Stu Gillespie

Personal information
- Full name: Stuart Ross Gillespie
- Born: 2 March 1957 (age 69) Wanganui, New Zealand
- Batting: Right-handed
- Bowling: Right-arm fast-medium

International information
- National side: New Zealand (1985–1988);
- Only Test (cap 157): 21 February 1986 v Australia
- ODI debut (cap 52): 11 January 1986 v India
- Last ODI: 20 January 1988 v Australia

Domestic team information
- 1979/80–1982/83: Northern Districts
- 1981–1987: Northumberland
- 1984/85–1988/89: Auckland

Career statistics
| Competition | Test | ODI | FC | LA |
| Matches | 1 | 19 | 36 | 61 |
| Runs scored | 28 | 70 | 599 | 325 |
| Batting average | 28.00 | 11.66 | 14.97 | 10.83 |
| 100s/50s | 0/0 | 0/0 | 0/3 | 0/9 |
| Top score | 28 | 18* | 73 | 25 |
| Balls bowled | 162 | 963 | 6,283 | 1,983 |
| Wickets | 1 | 23 | 99 | 77 |
| Bowling average | 79.00 | 32.00 | 27.16 | 25.75 |
| 5 wickets in innings | 0 | 0 | 3 | 0 |
| 10 wickets in match | 0 | 0 | 0 | 0 |
| Best bowling | 1/79 | 4/30 | 5/30 | 4/30 |
| Catches/stumpings | 0/– | 7/– | 18/– | 19/– |
- Source: Cricinfo, 4 February 2017

= Stu Gillespie =

New Zealand cricketer

Stuart Ross Gillespie (born 2 March 1957) is a former New Zealand cricketer who played one Test match and 19 One Day Internationals for the New Zealand national cricket team in the 1980s.

==Cricket career==
Gillespie was a specialist seam bowler. He took 13 wickets in the 1985-86 One Day International World Series Cup in Australia. The New Zealand team's manager, Glenn Turner, praised his contribution, saying Gillespie "gave everything he had" and "did all that was asked of him".
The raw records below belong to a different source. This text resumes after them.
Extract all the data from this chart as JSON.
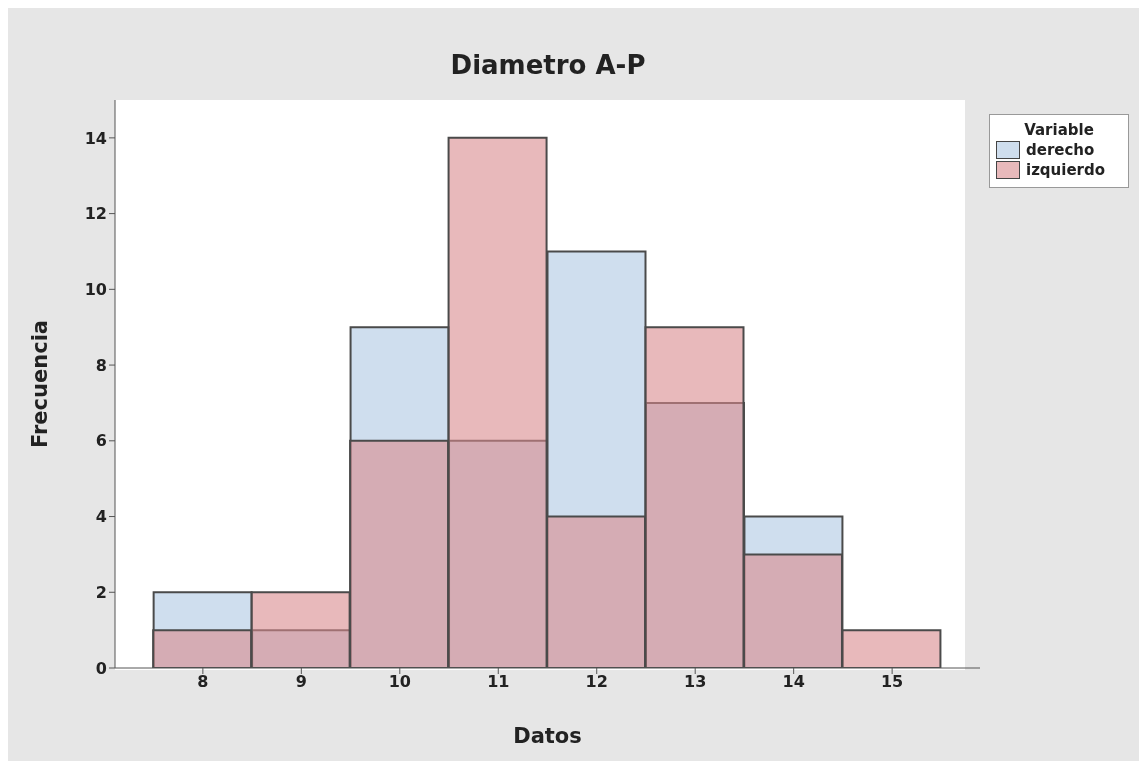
{
  "chart_data": {
    "type": "histogram",
    "title": "Diametro A-P",
    "xlabel": "Datos",
    "ylabel": "Frecuencia",
    "legend_title": "Variable",
    "bins": [
      7.5,
      8.5,
      9.5,
      10.5,
      11.5,
      12.5,
      13.5,
      14.5,
      15.5
    ],
    "series": [
      {
        "name": "derecho",
        "color": "#cfdeee",
        "values": [
          2,
          1,
          9,
          6,
          11,
          7,
          4,
          0
        ]
      },
      {
        "name": "izquierdo",
        "color": "#e8b9bb",
        "values": [
          1,
          2,
          6,
          14,
          4,
          9,
          3,
          1
        ]
      }
    ],
    "xlim": [
      7.1,
      15.9
    ],
    "xticks": [
      8,
      9,
      10,
      11,
      12,
      13,
      14,
      15
    ],
    "ylim": [
      0,
      15
    ],
    "yticks": [
      0,
      2,
      4,
      6,
      8,
      10,
      12,
      14
    ],
    "grid": false,
    "legend": "top right"
  }
}
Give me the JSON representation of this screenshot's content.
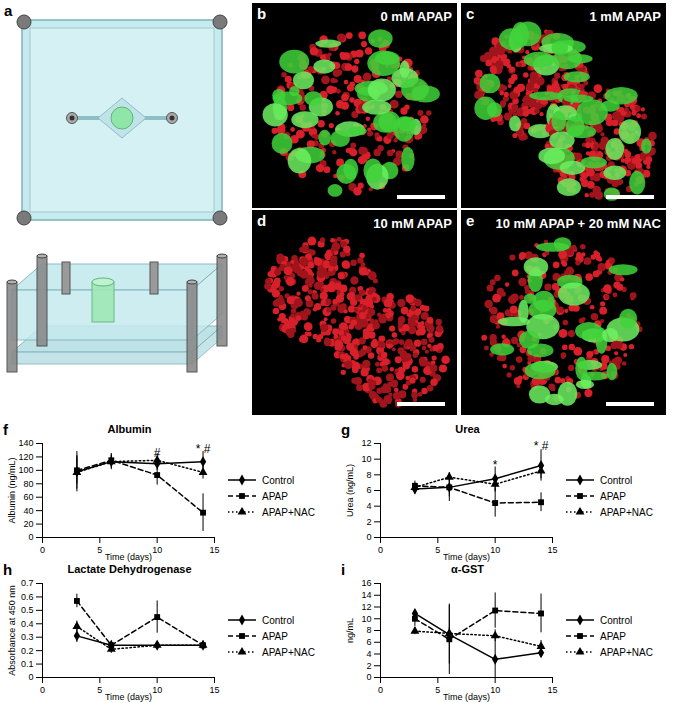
{
  "chart_data": [
    {
      "type": "line",
      "title": "Albumin",
      "x_label": "Time (days)",
      "y_label": "Albumin (ng/mL)",
      "x": [
        3,
        6,
        10,
        14
      ],
      "xlim": [
        0,
        15
      ],
      "xticks": [
        0,
        5,
        10,
        15
      ],
      "ylim": [
        0,
        140
      ],
      "yticks": [
        0,
        20,
        40,
        60,
        80,
        100,
        120,
        140
      ],
      "grid": false,
      "legend": "right",
      "series": [
        {
          "name": "Control",
          "color": "#000000",
          "marker": "diamond",
          "line_style": "solid",
          "values": [
            98,
            113,
            110,
            113
          ],
          "errors": [
            30,
            10,
            10,
            15
          ]
        },
        {
          "name": "APAP",
          "color": "#000000",
          "marker": "square",
          "line_style": "dashed",
          "values": [
            100,
            115,
            93,
            37
          ],
          "errors": [
            20,
            8,
            15,
            28
          ]
        },
        {
          "name": "APAP+NAC",
          "color": "#000000",
          "marker": "triangle",
          "line_style": "dotted",
          "values": [
            97,
            113,
            115,
            97
          ],
          "errors": [
            25,
            12,
            10,
            10
          ]
        }
      ],
      "annotations": [
        {
          "x": 10,
          "y": 126,
          "text": "#"
        },
        {
          "x": 14,
          "y": 131,
          "text": "* #"
        }
      ]
    },
    {
      "type": "line",
      "title": "Urea",
      "x_label": "Time (days)",
      "y_label": "Urea (ng/mL)",
      "x": [
        3,
        6,
        10,
        14
      ],
      "xlim": [
        0,
        15
      ],
      "xticks": [
        0,
        5,
        10,
        15
      ],
      "ylim": [
        0,
        12
      ],
      "yticks": [
        0,
        2,
        4,
        6,
        8,
        10,
        12
      ],
      "grid": false,
      "legend": "right",
      "series": [
        {
          "name": "Control",
          "color": "#000000",
          "marker": "diamond",
          "line_style": "solid",
          "values": [
            6.2,
            6.4,
            7.5,
            9.2
          ],
          "errors": [
            0.7,
            1.8,
            1.5,
            2.0
          ]
        },
        {
          "name": "APAP",
          "color": "#000000",
          "marker": "square",
          "line_style": "dashed",
          "values": [
            6.6,
            6.4,
            4.4,
            4.5
          ],
          "errors": [
            0.6,
            1.2,
            1.8,
            1.2
          ]
        },
        {
          "name": "APAP+NAC",
          "color": "#000000",
          "marker": "triangle",
          "line_style": "dotted",
          "values": [
            6.4,
            7.7,
            6.8,
            8.5
          ],
          "errors": [
            0.5,
            0.6,
            1.0,
            1.0
          ]
        }
      ],
      "annotations": [
        {
          "x": 10,
          "y": 9.2,
          "text": "*"
        },
        {
          "x": 14,
          "y": 11.6,
          "text": "* #"
        }
      ]
    },
    {
      "type": "line",
      "title": "Lactate Dehydrogenase",
      "x_label": "Time (days)",
      "y_label": "Absorbance at 450 nm",
      "x": [
        3,
        6,
        10,
        14
      ],
      "xlim": [
        0,
        15
      ],
      "xticks": [
        0,
        5,
        10,
        15
      ],
      "ylim": [
        0,
        0.7
      ],
      "yticks": [
        0,
        0.1,
        0.2,
        0.3,
        0.4,
        0.5,
        0.6,
        0.7
      ],
      "grid": false,
      "legend": "right",
      "series": [
        {
          "name": "Control",
          "color": "#000000",
          "marker": "diamond",
          "line_style": "solid",
          "values": [
            0.31,
            0.24,
            0.24,
            0.24
          ],
          "errors": [
            0.05,
            0.02,
            0.01,
            0.01
          ]
        },
        {
          "name": "APAP",
          "color": "#000000",
          "marker": "square",
          "line_style": "dashed",
          "values": [
            0.57,
            0.24,
            0.45,
            0.24
          ],
          "errors": [
            0.05,
            0.03,
            0.12,
            0.01
          ]
        },
        {
          "name": "APAP+NAC",
          "color": "#000000",
          "marker": "triangle",
          "line_style": "dotted",
          "values": [
            0.38,
            0.21,
            0.24,
            0.24
          ],
          "errors": [
            0.04,
            0.03,
            0.01,
            0.01
          ]
        }
      ]
    },
    {
      "type": "line",
      "title": "α-GST",
      "x_label": "Time (days)",
      "y_label": "ng/mL",
      "x": [
        3,
        6,
        10,
        14
      ],
      "xlim": [
        0,
        15
      ],
      "xticks": [
        0,
        5,
        10,
        15
      ],
      "ylim": [
        0,
        16
      ],
      "yticks": [
        0,
        2,
        4,
        6,
        8,
        10,
        12,
        14,
        16
      ],
      "grid": false,
      "legend": "right",
      "series": [
        {
          "name": "Control",
          "color": "#000000",
          "marker": "diamond",
          "line_style": "solid",
          "values": [
            10.9,
            7.3,
            3.1,
            4.2
          ],
          "errors": [
            0.5,
            5.0,
            4.0,
            0.8
          ]
        },
        {
          "name": "APAP",
          "color": "#000000",
          "marker": "square",
          "line_style": "dashed",
          "values": [
            10.0,
            6.5,
            11.4,
            10.9
          ],
          "errors": [
            1.3,
            6.0,
            3.0,
            3.3
          ]
        },
        {
          "name": "APAP+NAC",
          "color": "#000000",
          "marker": "triangle",
          "line_style": "dotted",
          "values": [
            7.9,
            7.5,
            7.1,
            5.3
          ],
          "errors": [
            0.6,
            1.0,
            1.0,
            1.0
          ]
        }
      ]
    }
  ],
  "chart_letters": [
    "f",
    "g",
    "h",
    "i"
  ],
  "diagram": {
    "letter": "a"
  },
  "images": [
    {
      "letter": "b",
      "label": "0 mM APAP"
    },
    {
      "letter": "c",
      "label": "1 mM APAP"
    },
    {
      "letter": "d",
      "label": "10 mM APAP"
    },
    {
      "letter": "e",
      "label": "10 mM APAP + 20 mM NAC"
    }
  ]
}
Later that season, in New Zealand, Gillespie was selected for First Test against Australia, although he had only played two first class games in the preceding two seasons. He took one wicket and made 28 in his only Test innings, batting as nightwatchman. It was his only Test match. He took three wickets at a bowling average just above 60 in the one-day home series that followed. He missed the 1987 World Cup, but returned for the World Series Cup following the tournament, where he played all eight group stage matches and took seven wickets before he was replaced by Richard Hadlee for the final series.
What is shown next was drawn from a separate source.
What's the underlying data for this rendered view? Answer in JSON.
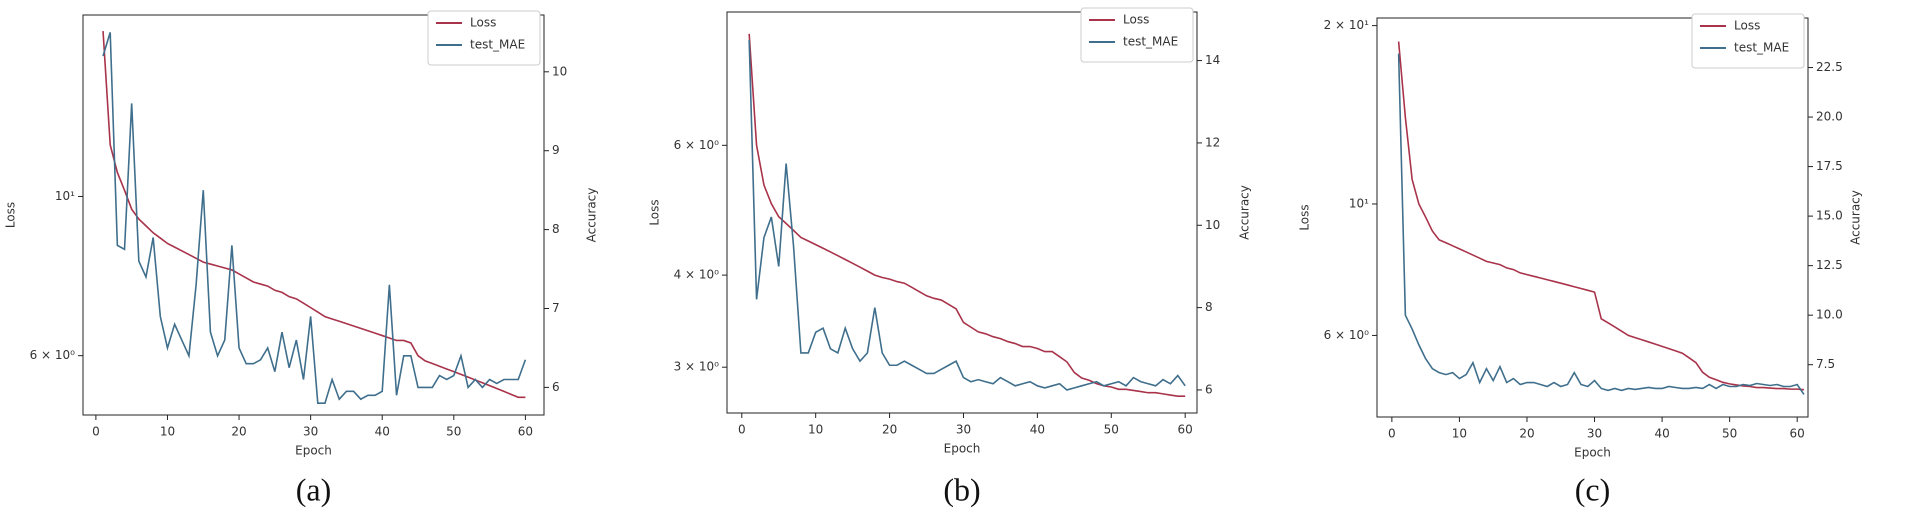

Gillespie's best first-class bowling figures were 5 for 30 (match figures of 38–14–69–8) against Auckland in 1979–80, his first season, when he took 45 first-class wickets at an average of 22.17. His best List A figures were 4 for 30 for New Zealand against India at the Adelaide Oval in January 1986.

Gillespie later served as coach of Wanganui and as chairman of Cricket Wanganui.